ALTIN HALKA - 12 - 2 Yazdır E-posta
Alî Râmitenî hazretlerinin "kuddise sirruh" sohbet halkası genişledi. İlim ve Tasavvuf talipleri dünyânın her tarafından onun huzûruna koşuyorlardı. Herkes bilemediği ve çözemediği suâllerin cevabını ondan soruyordu. Kısaca Azîzân hazretleri dünyâya İslâmiyyeti yayan bir güneş gibi idi. Harezmde de pek çok talebe yetiştiren Alî Râmitenî hazretleri 721 [m. 1321] veyâ 728 [m. 1328] yılında 130 yaşında iken vefât etti. İhtiyâç sâhipleri kabrini ziyâret ederek, mübârek rûhâniyyetinden istifâde etmektedirler.
 
Alî Râmitenî hazretlerinin iki oğlu olup, ikisi de zâhirî ve zâtınî ilimlerde söz sahibi idiler. Hâce Azîzân "kuddise sirruh", vefâtından sonra bulunduğu yerdeki talebelerle meşgûl olmayı küçük oğlu İbrâhîme bıraktı. Büyük oğlu da zâhirî ve bâtınî ilimlerde çok ileri olduğu hâlde, insanlara doğru yolu gösterme vazîfesi, niye büyük oğluna verilmedi? diye, bunları tanıyanlarda bir düşünce hâsıl oldu. Büyük âlim Hâce Alî Râmitenî hazretleri, bu düşünceleri anlayıp buyurdu ki: (Büyük oğlum bizden sonra fazla yaşamaz. Kısa zamânda bize kavuşur.) Gerçekten onun vefâtından on dokuz gün sonra büyük oğlu da babasına kavuştu.
 
Azîzân hazretlerinin dört büyük halîfesi olup, hepsi de fazîlet ve kemâl sahibi idiler. Her biri, onun vefâtından sonra, bu büyüklerin yolunu öğrenmek isteyen talebeye ders öğretmekle meşgûl oldular. Dördüncüsü ve halîfelerinin en büyüğü, Hâce Muhammed Bâbâ Semmâsîdir "kuddise sirruh". Azîzân hazretleri vefâtı yaklaştığında, bütün talebelerini yetiştirmesi için onu vazîfelendirdi.
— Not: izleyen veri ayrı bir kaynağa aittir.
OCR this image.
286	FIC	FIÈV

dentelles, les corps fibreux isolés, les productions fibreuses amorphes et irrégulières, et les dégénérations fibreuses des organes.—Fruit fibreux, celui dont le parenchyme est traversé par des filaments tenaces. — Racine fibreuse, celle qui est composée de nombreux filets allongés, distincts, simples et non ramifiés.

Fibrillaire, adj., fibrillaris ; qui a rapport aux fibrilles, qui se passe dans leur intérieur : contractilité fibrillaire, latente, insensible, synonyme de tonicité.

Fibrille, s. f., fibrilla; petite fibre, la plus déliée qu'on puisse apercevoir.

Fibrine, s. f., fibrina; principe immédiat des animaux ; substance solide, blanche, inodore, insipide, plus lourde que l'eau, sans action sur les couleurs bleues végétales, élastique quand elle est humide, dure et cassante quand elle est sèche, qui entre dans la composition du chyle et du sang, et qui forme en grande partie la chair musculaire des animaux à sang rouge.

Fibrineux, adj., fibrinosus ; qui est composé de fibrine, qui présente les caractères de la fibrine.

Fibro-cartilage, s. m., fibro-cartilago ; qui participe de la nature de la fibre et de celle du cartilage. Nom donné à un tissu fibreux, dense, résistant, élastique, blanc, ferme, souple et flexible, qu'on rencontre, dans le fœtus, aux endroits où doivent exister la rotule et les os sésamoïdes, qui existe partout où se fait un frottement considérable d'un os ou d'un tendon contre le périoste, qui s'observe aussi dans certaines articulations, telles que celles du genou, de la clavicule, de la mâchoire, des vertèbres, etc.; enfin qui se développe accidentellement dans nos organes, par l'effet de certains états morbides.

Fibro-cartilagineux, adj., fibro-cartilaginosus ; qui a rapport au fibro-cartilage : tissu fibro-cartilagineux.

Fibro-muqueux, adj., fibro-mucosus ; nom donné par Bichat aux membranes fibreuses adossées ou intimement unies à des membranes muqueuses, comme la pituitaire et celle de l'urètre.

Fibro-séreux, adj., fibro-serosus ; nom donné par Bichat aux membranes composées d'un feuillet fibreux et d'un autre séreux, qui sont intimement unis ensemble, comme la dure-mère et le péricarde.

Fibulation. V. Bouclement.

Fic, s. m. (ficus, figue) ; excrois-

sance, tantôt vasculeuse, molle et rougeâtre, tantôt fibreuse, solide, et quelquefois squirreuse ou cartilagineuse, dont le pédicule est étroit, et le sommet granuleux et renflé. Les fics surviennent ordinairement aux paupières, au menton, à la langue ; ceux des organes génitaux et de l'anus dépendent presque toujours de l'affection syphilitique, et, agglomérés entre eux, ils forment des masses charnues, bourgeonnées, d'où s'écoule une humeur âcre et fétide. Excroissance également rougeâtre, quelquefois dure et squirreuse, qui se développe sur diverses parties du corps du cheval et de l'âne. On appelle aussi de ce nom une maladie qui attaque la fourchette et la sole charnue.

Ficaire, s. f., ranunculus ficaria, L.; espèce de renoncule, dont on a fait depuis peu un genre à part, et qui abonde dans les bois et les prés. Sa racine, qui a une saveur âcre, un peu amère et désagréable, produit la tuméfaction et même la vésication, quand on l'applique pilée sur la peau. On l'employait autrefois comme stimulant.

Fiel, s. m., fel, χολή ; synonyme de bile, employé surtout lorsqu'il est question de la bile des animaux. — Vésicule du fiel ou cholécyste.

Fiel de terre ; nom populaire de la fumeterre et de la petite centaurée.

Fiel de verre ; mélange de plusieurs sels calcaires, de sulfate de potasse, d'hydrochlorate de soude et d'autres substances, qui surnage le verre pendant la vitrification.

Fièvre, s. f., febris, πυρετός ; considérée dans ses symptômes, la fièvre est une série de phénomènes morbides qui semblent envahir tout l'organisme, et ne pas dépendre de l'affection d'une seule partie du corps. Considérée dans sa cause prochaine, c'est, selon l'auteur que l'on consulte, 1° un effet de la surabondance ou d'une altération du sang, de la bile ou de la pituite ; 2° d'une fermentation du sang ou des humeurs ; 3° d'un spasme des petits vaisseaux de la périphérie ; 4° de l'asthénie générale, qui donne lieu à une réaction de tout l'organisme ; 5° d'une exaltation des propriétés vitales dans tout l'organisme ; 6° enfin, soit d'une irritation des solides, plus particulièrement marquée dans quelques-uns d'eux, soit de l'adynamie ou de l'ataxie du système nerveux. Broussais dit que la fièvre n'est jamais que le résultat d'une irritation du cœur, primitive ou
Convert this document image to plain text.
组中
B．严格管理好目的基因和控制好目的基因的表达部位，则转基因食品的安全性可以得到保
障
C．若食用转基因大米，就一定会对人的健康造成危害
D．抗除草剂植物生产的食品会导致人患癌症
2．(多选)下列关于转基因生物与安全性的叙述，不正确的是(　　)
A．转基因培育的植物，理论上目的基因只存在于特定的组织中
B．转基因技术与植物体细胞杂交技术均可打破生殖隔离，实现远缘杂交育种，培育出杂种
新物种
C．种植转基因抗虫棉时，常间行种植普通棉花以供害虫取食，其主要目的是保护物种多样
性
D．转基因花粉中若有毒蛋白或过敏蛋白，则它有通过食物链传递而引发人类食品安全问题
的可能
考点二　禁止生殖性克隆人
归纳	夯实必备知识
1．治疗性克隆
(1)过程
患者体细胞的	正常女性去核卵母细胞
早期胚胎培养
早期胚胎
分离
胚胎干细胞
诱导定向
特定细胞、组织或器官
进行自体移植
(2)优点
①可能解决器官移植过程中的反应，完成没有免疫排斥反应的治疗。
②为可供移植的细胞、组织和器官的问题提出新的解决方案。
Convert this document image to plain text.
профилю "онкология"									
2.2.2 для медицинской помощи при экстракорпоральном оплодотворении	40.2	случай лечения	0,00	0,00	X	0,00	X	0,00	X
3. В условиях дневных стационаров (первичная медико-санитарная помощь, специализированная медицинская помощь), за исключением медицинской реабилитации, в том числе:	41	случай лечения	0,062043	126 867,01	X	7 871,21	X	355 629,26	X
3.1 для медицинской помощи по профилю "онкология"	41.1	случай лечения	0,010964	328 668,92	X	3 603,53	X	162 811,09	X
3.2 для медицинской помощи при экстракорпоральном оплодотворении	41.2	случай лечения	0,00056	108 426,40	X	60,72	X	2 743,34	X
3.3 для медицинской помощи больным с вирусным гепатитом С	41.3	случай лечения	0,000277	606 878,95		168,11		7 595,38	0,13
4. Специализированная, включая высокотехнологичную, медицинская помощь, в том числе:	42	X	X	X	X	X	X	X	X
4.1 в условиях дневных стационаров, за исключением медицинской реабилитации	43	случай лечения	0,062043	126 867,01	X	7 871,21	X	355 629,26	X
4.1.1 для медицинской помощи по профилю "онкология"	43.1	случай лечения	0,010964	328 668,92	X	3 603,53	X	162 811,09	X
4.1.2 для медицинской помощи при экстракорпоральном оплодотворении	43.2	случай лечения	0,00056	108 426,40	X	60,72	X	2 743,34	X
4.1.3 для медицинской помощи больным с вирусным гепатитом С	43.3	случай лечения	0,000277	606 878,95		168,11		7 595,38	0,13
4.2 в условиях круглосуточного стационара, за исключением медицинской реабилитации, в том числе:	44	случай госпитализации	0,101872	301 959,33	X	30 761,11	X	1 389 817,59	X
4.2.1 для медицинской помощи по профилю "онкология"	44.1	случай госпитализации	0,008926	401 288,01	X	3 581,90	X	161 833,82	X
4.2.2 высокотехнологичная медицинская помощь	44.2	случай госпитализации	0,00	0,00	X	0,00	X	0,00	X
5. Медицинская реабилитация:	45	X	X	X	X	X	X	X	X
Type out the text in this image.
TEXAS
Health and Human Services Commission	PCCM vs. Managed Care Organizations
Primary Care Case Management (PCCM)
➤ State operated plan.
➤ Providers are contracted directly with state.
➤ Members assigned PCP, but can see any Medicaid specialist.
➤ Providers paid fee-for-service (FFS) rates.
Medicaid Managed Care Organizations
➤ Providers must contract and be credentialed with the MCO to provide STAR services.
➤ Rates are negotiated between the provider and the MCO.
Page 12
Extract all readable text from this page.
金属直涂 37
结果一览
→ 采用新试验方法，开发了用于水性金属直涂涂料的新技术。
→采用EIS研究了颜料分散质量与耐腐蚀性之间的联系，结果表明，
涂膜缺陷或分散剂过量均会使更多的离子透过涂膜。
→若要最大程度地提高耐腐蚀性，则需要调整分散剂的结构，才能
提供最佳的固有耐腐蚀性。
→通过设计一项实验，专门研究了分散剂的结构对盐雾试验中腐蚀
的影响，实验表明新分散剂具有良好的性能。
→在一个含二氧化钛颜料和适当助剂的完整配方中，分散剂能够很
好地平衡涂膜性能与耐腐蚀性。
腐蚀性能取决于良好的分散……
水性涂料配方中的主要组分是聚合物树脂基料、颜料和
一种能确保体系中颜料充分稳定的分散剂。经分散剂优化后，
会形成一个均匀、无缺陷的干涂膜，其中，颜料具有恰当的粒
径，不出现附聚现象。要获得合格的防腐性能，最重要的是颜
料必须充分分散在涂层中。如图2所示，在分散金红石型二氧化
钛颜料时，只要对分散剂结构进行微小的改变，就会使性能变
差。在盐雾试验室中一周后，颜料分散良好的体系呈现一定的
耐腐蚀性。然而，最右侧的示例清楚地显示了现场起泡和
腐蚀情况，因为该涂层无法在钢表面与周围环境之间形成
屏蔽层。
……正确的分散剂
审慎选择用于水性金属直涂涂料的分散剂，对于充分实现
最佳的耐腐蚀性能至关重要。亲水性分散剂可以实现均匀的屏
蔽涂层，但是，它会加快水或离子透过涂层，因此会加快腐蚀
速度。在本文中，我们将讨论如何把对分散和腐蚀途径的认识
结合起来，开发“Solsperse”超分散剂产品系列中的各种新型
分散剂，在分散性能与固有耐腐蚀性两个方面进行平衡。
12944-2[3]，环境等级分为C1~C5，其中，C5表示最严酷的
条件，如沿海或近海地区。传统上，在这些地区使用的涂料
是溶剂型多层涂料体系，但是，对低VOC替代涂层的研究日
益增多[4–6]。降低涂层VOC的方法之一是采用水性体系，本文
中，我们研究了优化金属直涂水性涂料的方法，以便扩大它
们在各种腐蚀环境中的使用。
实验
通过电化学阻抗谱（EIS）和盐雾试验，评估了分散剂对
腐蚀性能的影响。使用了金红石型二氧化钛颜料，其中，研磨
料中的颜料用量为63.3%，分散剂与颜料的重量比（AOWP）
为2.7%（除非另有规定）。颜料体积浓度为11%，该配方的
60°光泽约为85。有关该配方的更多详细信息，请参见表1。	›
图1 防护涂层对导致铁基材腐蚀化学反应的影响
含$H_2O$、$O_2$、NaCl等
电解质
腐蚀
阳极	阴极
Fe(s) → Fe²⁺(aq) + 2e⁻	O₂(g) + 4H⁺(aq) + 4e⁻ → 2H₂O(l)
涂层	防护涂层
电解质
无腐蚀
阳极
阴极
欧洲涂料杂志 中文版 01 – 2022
Yani Muhammed Bâbâ Semmâsî hazretlerini vekîl bıraktı.

Alî Râmitenî hazretleri ile aynı yüzyılda yaşayan büyük âlim Rükneddîn Alâüddevle Semnânî "rahmetullahi aleyh", zamân zamân Alî Râmitenî hazretlerine mektup yazar ve suâller sorardı. Bir gün yine bir talebesi gelerek Alî Râmitenî hazretlerine, hocasının bazı suâllerine cevap istediğini bildirdi.
 
Suâllerinden birisi şöyle idi:
”Biz, gelenlere her hizmeti yaptığımız hâlde, gelenler size gelir. Biz mükellef sofralar, çeşit çeşit yemekler ikrâm ettiğimiz hâlde, sizde böyle bir şey yok iken, yine de insanlar sizden râzı, bizden değillerdir. Bunun sebebi nedir?“
Cevap: Minnet karşılığı hizmet edenler çoktur. Hizmetini minnet bilenler ise azdır. Çalışınız ki, hizmetinizi minnet bilesiniz. O zamân şikâyetçiniz olmaz.
 
İkinci suâl: Duyduğumuza göre, sizi Hızır aleyhisselâm terbiye etmiş. Bu nasıl olmuştur?
Cevap: Allahü teâlâ’nın, zâtına âşık öyle kulları vardır ki, Hızır aleyhisselâm da onlara âşıkdır.
 
Üçüncü suâl: İşittik ki, siz gizli zikr yerine açık zikrle uğraşmaktasınız. Bu nasıl olur?
Cevap: Biz de işittik ki, siz, gizli zikirle meşgûl imişsiniz. Mâdemki işittik, demek sizin ki de gizli zikr değildir. Gizli zikirden murat, hiçbir şeyin bilinmemesi demek ise, o zamân gizli zikrle meşgûl olmak veyâ açık zikirle meşgûl olmak müsâvîdir.